This difference could arise from differences in materials between the previous reports and this experiment. The vocal stimuli used in Lattner et al. (2005) and in Sokhi et al. (2005) were a combination of at least 2 words, whereas we used simple brief stimuli. Using a combination of words preserves information relative to the temporal dynamics that is largely absent from simple syllables, and the temporal dynamics of a voice, part of the prosody, is an important cue to categorize voice (Murry and Singh 1980; Andrews and Schmidt 1997). Thus, a simple explanation in term of processing temporal dynamics of the voice could partly justify the discrepancies between our study and previous reports.

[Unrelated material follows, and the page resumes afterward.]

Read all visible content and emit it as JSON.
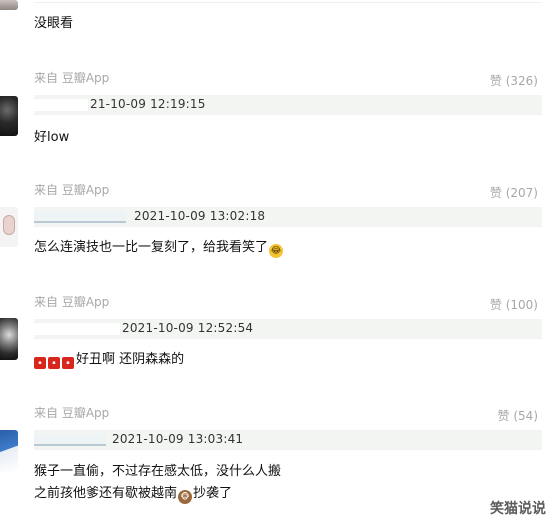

Another potential explanation of this result relies in the perceived loudness of the voice. Because the formant frequencies and F0 are both higher on average for female voices, female voices might be perceived as louder than the male voices, thus resulting in a larger brain activity (Langers et al. 2007). In the present study, the stimuli were controlled for perceived loudness via a pilot experiment in which subjects increased or decreased the intensity of the voices when comparing to a randomly selected reference voice from the stimulus set. Thus, using a well-controlled set of stimuli in terms of loudness, duration, and temporal variation, we did not replicate previous results showing larger activity for female than male voices, suggesting that these differences reflected more low-level differences than gender processing per se.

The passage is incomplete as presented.